Ç’aurait pu être l’élection où le réchauffement climatique serait devenu l’enjeu le plus important de notre époque. Mais le climat n’a pas eu droit à une seule question en trois débats présidentiels.

Ç’aurait pu être la première élection où le vote hispanique aurait fait pencher la balance contre le candidat le plus raciste de l’histoire récente, ce qui aurait été ironique. Mais le ressentiment anti-establishment des Blancs moins scolarisés a été plus puissant.

Si Clinton l’avait emporté, elle aurait aussi pu dire merci au vote massif des Noirs en sa faveur. Mais les observateurs supputeront longtemps sur la portion de ce même vote qui lui a été retiré à cause de politiques locales empêchant l’inscription de centaines de milliers d’électeurs, en particulier les Noirs.

Les faits épluchés

Ce fut l’élection qui donna ses lettres de noblesse au journalisme politique de vérification des faits, le « fact-checking  ».  Mais ça n’a pas empêché de gagner le plus grand menteur de l’histoire de la politique américaine.

Au-delà du fact-checking, ce fut l’élection qui consacra les concepts de chambres d’échos et de biais de confirmation, lorsque des groupes s’enferment dans leur bulle pour ne plus lire et écouter que les « nouvelles » et les billets sur Facebook qui confirment ce en quoi ils croient déjà.

C’était censé être, grâce à Internet, la décennie de la démocratisation de l’information, où le citoyen allait pouvoir confronter des sources « non traditionnelles » aux médias « traditionnels », afin de se faire une tête par lui-même.

La folie au pouvoir

Ç’aurait pu être le moment où une femme briserait enfin le plafond de verre. Au lieu de cela, une majorité d’hommes — et une forte minorité de femmes — ont choisi le candidat le plus misogyne de l’Histoire.

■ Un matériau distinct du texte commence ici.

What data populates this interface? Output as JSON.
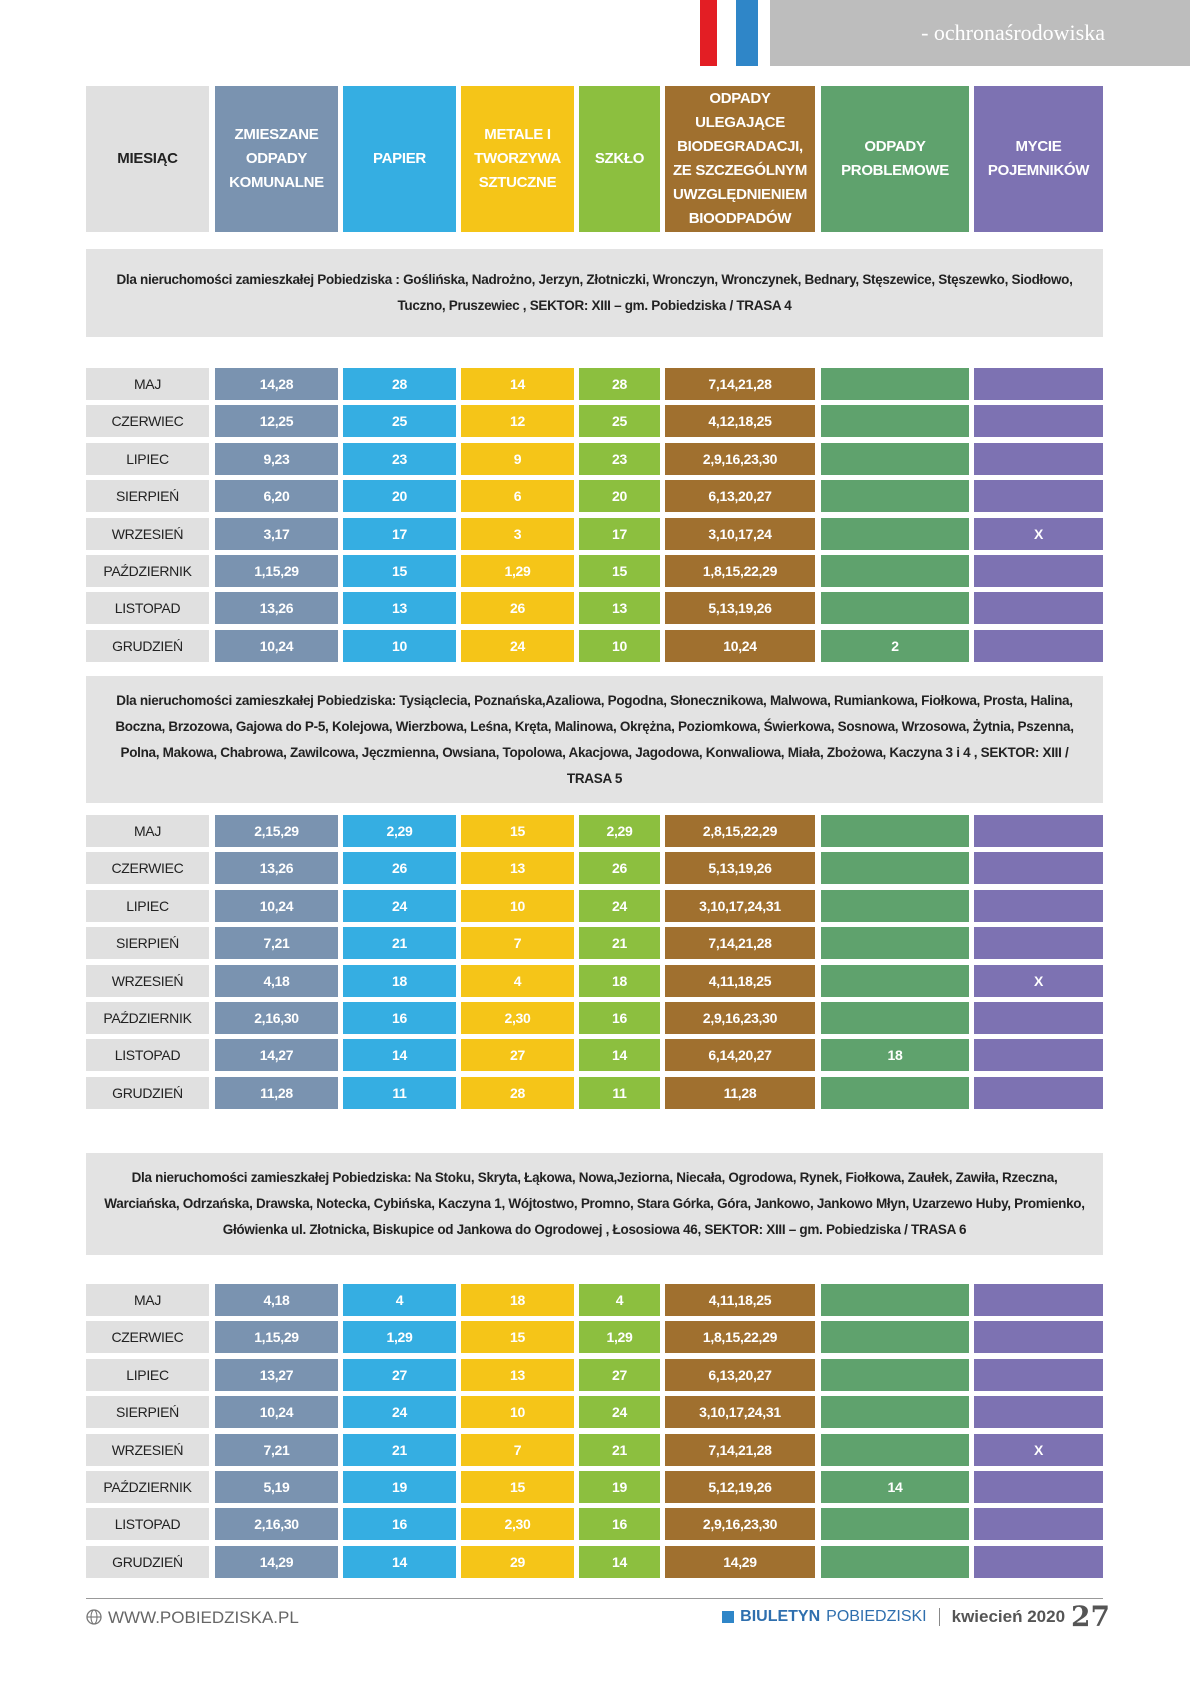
{
  "header": {
    "tag": "- ochronaśrodowiska"
  },
  "table": {
    "columns": [
      "MIESIĄC",
      "ZMIESZANE ODPADY KOMUNALNE",
      "PAPIER",
      "METALE I TWORZYWA SZTUCZNE",
      "SZKŁO",
      "ODPADY ULEGAJĄCE BIODEGRADACJI, ZE SZCZEGÓLNYM UWZGLĘDNIENIEM BIOODPADÓW",
      "ODPADY PROBLEMOWE",
      "MYCIE POJEMNIKÓW"
    ],
    "sections": [
      {
        "description": "Dla nieruchomości zamieszkałej Pobiedziska : Goślińska, Nadrożno, Jerzyn, Złotniczki, Wronczyn, Wronczynek, Bednary, Stęszewice, Stęszewko, Siodłowo, Tuczno, Pruszewiec , SEKTOR: XIII – gm. Pobiedziska / TRASA 4",
        "rows": [
          [
            "MAJ",
            "14,28",
            "28",
            "14",
            "28",
            "7,14,21,28",
            null,
            null
          ],
          [
            "CZERWIEC",
            "12,25",
            "25",
            "12",
            "25",
            "4,12,18,25",
            null,
            null
          ],
          [
            "LIPIEC",
            "9,23",
            "23",
            "9",
            "23",
            "2,9,16,23,30",
            null,
            null
          ],
          [
            "SIERPIEŃ",
            "6,20",
            "20",
            "6",
            "20",
            "6,13,20,27",
            null,
            null
          ],
          [
            "WRZESIEŃ",
            "3,17",
            "17",
            "3",
            "17",
            "3,10,17,24",
            null,
            "X"
          ],
          [
            "PAŹDZIERNIK",
            "1,15,29",
            "15",
            "1,29",
            "15",
            "1,8,15,22,29",
            null,
            null
          ],
          [
            "LISTOPAD",
            "13,26",
            "13",
            "26",
            "13",
            "5,13,19,26",
            null,
            null
          ],
          [
            "GRUDZIEŃ",
            "10,24",
            "10",
            "24",
            "10",
            "10,24",
            "2",
            null
          ]
        ]
      },
      {
        "description": "Dla nieruchomości zamieszkałej  Pobiedziska: Tysiąclecia, Poznańska,Azaliowa, Pogodna, Słonecznikowa, Malwowa, Rumiankowa, Fiołkowa, Prosta, Halina, Boczna, Brzozowa, Gajowa do P-5, Kolejowa, Wierzbowa, Leśna, Kręta, Malinowa, Okrężna, Poziomkowa, Świerkowa, Sosnowa, Wrzosowa, Żytnia, Pszenna, Polna, Makowa, Chabrowa, Zawilcowa, Jęczmienna, Owsiana, Topolowa, Akacjowa, Jagodowa, Konwaliowa, Miała, Zbożowa, Kaczyna 3 i 4  , SEKTOR: XIII / TRASA 5",
        "rows": [
          [
            "MAJ",
            "2,15,29",
            "2,29",
            "15",
            "2,29",
            "2,8,15,22,29",
            null,
            null
          ],
          [
            "CZERWIEC",
            "13,26",
            "26",
            "13",
            "26",
            "5,13,19,26",
            null,
            null
          ],
          [
            "LIPIEC",
            "10,24",
            "24",
            "10",
            "24",
            "3,10,17,24,31",
            null,
            null
          ],
          [
            "SIERPIEŃ",
            "7,21",
            "21",
            "7",
            "21",
            "7,14,21,28",
            null,
            null
          ],
          [
            "WRZESIEŃ",
            "4,18",
            "18",
            "4",
            "18",
            "4,11,18,25",
            null,
            "X"
          ],
          [
            "PAŹDZIERNIK",
            "2,16,30",
            "16",
            "2,30",
            "16",
            "2,9,16,23,30",
            null,
            null
          ],
          [
            "LISTOPAD",
            "14,27",
            "14",
            "27",
            "14",
            "6,14,20,27",
            "18",
            null
          ],
          [
            "GRUDZIEŃ",
            "11,28",
            "11",
            "28",
            "11",
            "11,28",
            null,
            null
          ]
        ]
      },
      {
        "description": "Dla nieruchomości zamieszkałej Pobiedziska: Na Stoku, Skryta, Łąkowa, Nowa,Jeziorna, Niecała, Ogrodowa, Rynek, Fiołkowa, Zaułek, Zawiła, Rzeczna, Warciańska, Odrzańska, Drawska, Notecka, Cybińska, Kaczyna 1, Wójtostwo, Promno, Stara Górka, Góra, Jankowo, Jankowo Młyn, Uzarzewo Huby, Promienko, Główienka ul. Złotnicka, Biskupice od Jankowa do Ogrodowej , Łososiowa 46, SEKTOR: XIII – gm. Pobiedziska / TRASA 6",
        "rows": [
          [
            "MAJ",
            "4,18",
            "4",
            "18",
            "4",
            "4,11,18,25",
            null,
            null
          ],
          [
            "CZERWIEC",
            "1,15,29",
            "1,29",
            "15",
            "1,29",
            "1,8,15,22,29",
            null,
            null
          ],
          [
            "LIPIEC",
            "13,27",
            "27",
            "13",
            "27",
            "6,13,20,27",
            null,
            null
          ],
          [
            "SIERPIEŃ",
            "10,24",
            "24",
            "10",
            "24",
            "3,10,17,24,31",
            null,
            null
          ],
          [
            "WRZESIEŃ",
            "7,21",
            "21",
            "7",
            "21",
            "7,14,21,28",
            null,
            "X"
          ],
          [
            "PAŹDZIERNIK",
            "5,19",
            "19",
            "15",
            "19",
            "5,12,19,26",
            "14",
            null
          ],
          [
            "LISTOPAD",
            "2,16,30",
            "16",
            "2,30",
            "16",
            "2,9,16,23,30",
            null,
            null
          ],
          [
            "GRUDZIEŃ",
            "14,29",
            "14",
            "29",
            "14",
            "14,29",
            null,
            null
          ]
        ]
      }
    ]
  },
  "footer": {
    "website": "WWW.POBIEDZISKA.PL",
    "brand_bold": "BIULETYN",
    "brand": "POBIEDZISKI",
    "date": "kwiecień 2020",
    "page": "27"
  }
}
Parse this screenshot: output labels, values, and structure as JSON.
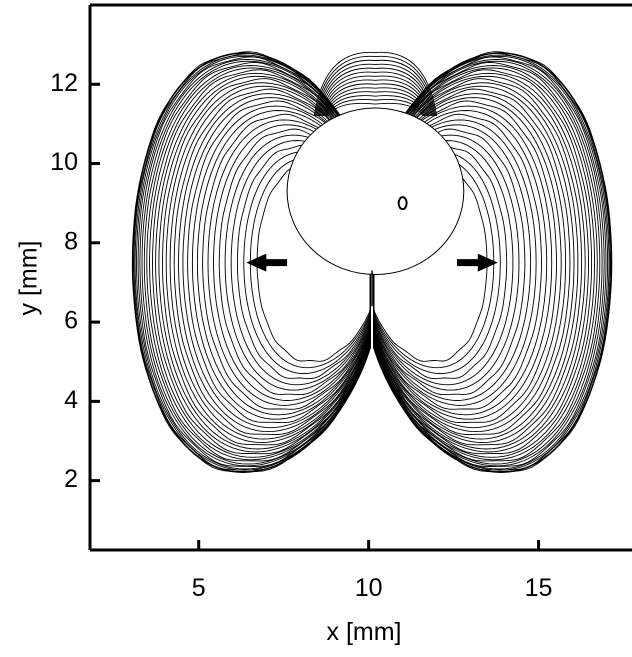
{
  "chart_data": {
    "type": "contour",
    "xlabel": "x [mm]",
    "ylabel": "y [mm]",
    "xlim": [
      1.8,
      17.75
    ],
    "ylim": [
      0.25,
      14
    ],
    "xticks": [
      5,
      10,
      15
    ],
    "yticks": [
      2,
      4,
      6,
      8,
      10,
      12
    ]
  }
}
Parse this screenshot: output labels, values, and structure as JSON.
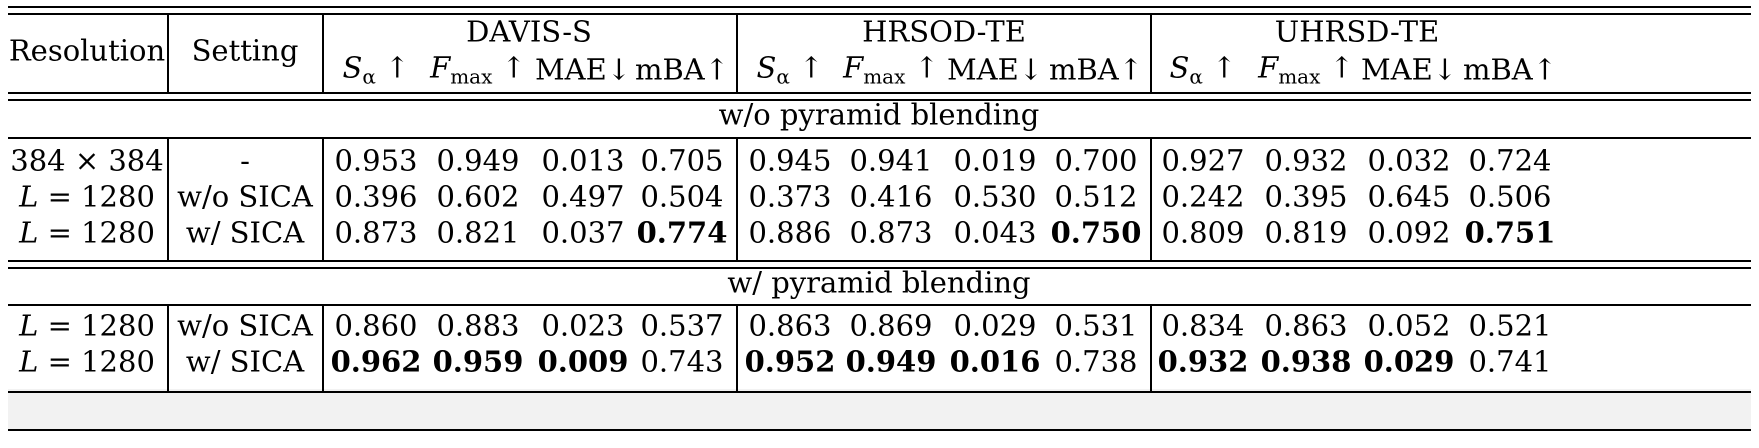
{
  "header": {
    "resolution": "Resolution",
    "setting": "Setting",
    "datasets": [
      "DAVIS-S",
      "HRSOD-TE",
      "UHRSD-TE"
    ],
    "metrics": [
      {
        "sym": "S",
        "sub": "α",
        "arrow": " ↑"
      },
      {
        "sym": "F",
        "sub": "max",
        "arrow": " ↑"
      },
      {
        "sym": "",
        "sub": "",
        "arrow": "MAE↓"
      },
      {
        "sym": "",
        "sub": "",
        "arrow": "mBA↑"
      }
    ]
  },
  "sections": [
    {
      "title": "w/o pyramid blending",
      "rows": [
        {
          "res": "384 × 384",
          "setting": "-",
          "values": [
            "0.953",
            "0.949",
            "0.013",
            "0.705",
            "0.945",
            "0.941",
            "0.019",
            "0.700",
            "0.927",
            "0.932",
            "0.032",
            "0.724"
          ],
          "bold": [],
          "highlight": false
        },
        {
          "res": "L = 1280",
          "setting": "w/o SICA",
          "values": [
            "0.396",
            "0.602",
            "0.497",
            "0.504",
            "0.373",
            "0.416",
            "0.530",
            "0.512",
            "0.242",
            "0.395",
            "0.645",
            "0.506"
          ],
          "bold": [],
          "highlight": false
        },
        {
          "res": "L = 1280",
          "setting": "w/ SICA",
          "values": [
            "0.873",
            "0.821",
            "0.037",
            "0.774",
            "0.886",
            "0.873",
            "0.043",
            "0.750",
            "0.809",
            "0.819",
            "0.092",
            "0.751"
          ],
          "bold": [
            3,
            7,
            11
          ],
          "highlight": false
        }
      ]
    },
    {
      "title": "w/ pyramid blending",
      "rows": [
        {
          "res": "L = 1280",
          "setting": "w/o SICA",
          "values": [
            "0.860",
            "0.883",
            "0.023",
            "0.537",
            "0.863",
            "0.869",
            "0.029",
            "0.531",
            "0.834",
            "0.863",
            "0.052",
            "0.521"
          ],
          "bold": [],
          "highlight": false
        },
        {
          "res": "L = 1280",
          "setting": "w/ SICA",
          "values": [
            "0.962",
            "0.959",
            "0.009",
            "0.743",
            "0.952",
            "0.949",
            "0.016",
            "0.738",
            "0.932",
            "0.938",
            "0.029",
            "0.741"
          ],
          "bold": [
            0,
            1,
            2,
            4,
            5,
            6,
            8,
            9,
            10
          ],
          "highlight": true
        }
      ]
    }
  ]
}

Étrange pays, où une frange conservatrice est suffisamment pesante pour élire un réactionnaire qui propose un retour vers le passé, mais où la plupart des neuf référendums locaux pour légaliser la marijuana sont passés, certains avec des marges très confortables.

Inquiétant pays, où un chef d’État qui a toutes les caractéristiques d’un démagogue autoritaire aux sympathies d’extrême-droite, doublé d’un impulsif colérique et narcissique, se retrouvera aux commandes du plus puissant arsenal nucléaire de la planète.

Une campagne à scandales

Bastion du journalisme d’enquête, mais dont les médias ont consacré, pendant toute la campagne, autant d’attention à un scandale inexistant de courriels qu’à tous les enjeux politiques réunis.

Modèle du journalisme politique neutre et non-partisan, mais qui n’a pas su comprendre que d’accorder un temps de parole égal au pour et au contre faisait le jeu d’un Machiavel de la démagogie et de la téléréalité.

Le pays qui a engendré le plus grand nombre de Prix Nobel de sciences au monde, devient aussi celui qui élit un président antiscience pour qui le réchauffement climatique est un canular; et dont les électeurs en profitent pour réélire des sénateurs formant le dernier bastion mondial des politiciens climatosceptiques.

Une démocratie en péril

C’est un pays dont les inégalités de richesses énormes, choquantes, expliquent en partie la désillusion d’une frange des électeurs. Frange qui a pourtant voté pour un millionnaire qui n’a pas payé d’impôts depuis 20 ans.

C’est une démocratie qui, en dépit de tous ses défauts, avait su maintenir un système faisant l’envie de plusieurs pendant plus de deux siècles et qui vient d’envoyer comme message à tous les partis d’extrême-droite d’Europe : si eux, pourquoi pas nous.

Ce sont des citoyens qui professent en toute bonne foi leur amour de leur pays et de leur constitution, mais qui viennent de poser un geste aux apparences nihilistes:  balayons tout et repartons à zéro.